Cellulose, found in plant cell walls, is the world’s most abundant natural material; it can also be found in by-products from the paper manufacturing process. A million tonnes of paper mill sludge waste, which is currently being recycled for low value applications, such as agricultural land spreading, is produced annually in the UK.

However, previous research has revealed cellulose can be processed into nano-crystalline cellulose (NCC) which has mechanical properties comparable to current engineering materials such as carbon fibre and steel. This means it has potential as a reinforcing composite material and that natural materials like cellulose could be used to substitute some conventional materials.

Instead of obtaining cellulose fibres from biomass plants, our research is investigating a restorative approach that considers the cellulose by-products created from paper manufacturing.

By-products from paper mills in the UK are being analysed to characterise their mechanical properties to substitute conventional materials used in applications such as MDF (medium density fibreboards), wood plastic composites, polymer reinforcement fillers, logistics pallets and hardboards.

The potential advantages include more lightweight materials, and a reduction of toxic fillers in polymer and of urea-formaldehyde in MDF, as well as reduced costs.

Paper fibres
Sample prototype board from the by-product
Paper fibres
Paper sludge fibres

The by-products differ from each paper mill.

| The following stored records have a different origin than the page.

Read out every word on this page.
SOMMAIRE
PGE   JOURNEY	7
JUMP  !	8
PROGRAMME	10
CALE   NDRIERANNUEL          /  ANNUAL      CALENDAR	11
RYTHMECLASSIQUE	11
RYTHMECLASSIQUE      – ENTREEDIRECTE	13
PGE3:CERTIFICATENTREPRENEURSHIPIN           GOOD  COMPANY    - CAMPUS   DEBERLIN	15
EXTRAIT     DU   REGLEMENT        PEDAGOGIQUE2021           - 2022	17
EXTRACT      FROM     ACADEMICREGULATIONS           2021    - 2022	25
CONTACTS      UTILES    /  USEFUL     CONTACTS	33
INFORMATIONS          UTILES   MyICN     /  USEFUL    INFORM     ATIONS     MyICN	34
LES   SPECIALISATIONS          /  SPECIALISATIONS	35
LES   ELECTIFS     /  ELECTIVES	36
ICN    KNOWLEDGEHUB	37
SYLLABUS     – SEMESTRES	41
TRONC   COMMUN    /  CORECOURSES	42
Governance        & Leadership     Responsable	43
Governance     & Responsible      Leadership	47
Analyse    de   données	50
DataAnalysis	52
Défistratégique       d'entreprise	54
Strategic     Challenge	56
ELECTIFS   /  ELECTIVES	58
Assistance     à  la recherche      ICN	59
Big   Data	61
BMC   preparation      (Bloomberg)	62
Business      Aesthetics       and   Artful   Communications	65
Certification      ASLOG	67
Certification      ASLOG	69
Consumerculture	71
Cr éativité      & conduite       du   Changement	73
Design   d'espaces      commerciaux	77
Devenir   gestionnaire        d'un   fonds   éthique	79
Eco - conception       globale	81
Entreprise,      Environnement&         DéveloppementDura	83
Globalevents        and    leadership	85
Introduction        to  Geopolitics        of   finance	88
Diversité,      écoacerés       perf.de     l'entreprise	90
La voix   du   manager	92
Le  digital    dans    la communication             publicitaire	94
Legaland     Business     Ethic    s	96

We are investigating their individual properties to know what materials are more suitable for example, MDF or polymer reinforcement.

We will be developing some of these applications up to test pilot scale for manufacturing either raw materials or products for other businesses.

Our research will contribute to:

  • Identifying a new value stream for waste management
  • Environmental benefits for paper manufacturing
  • Reducing dependence on some raw materials
  • Creating new products and business.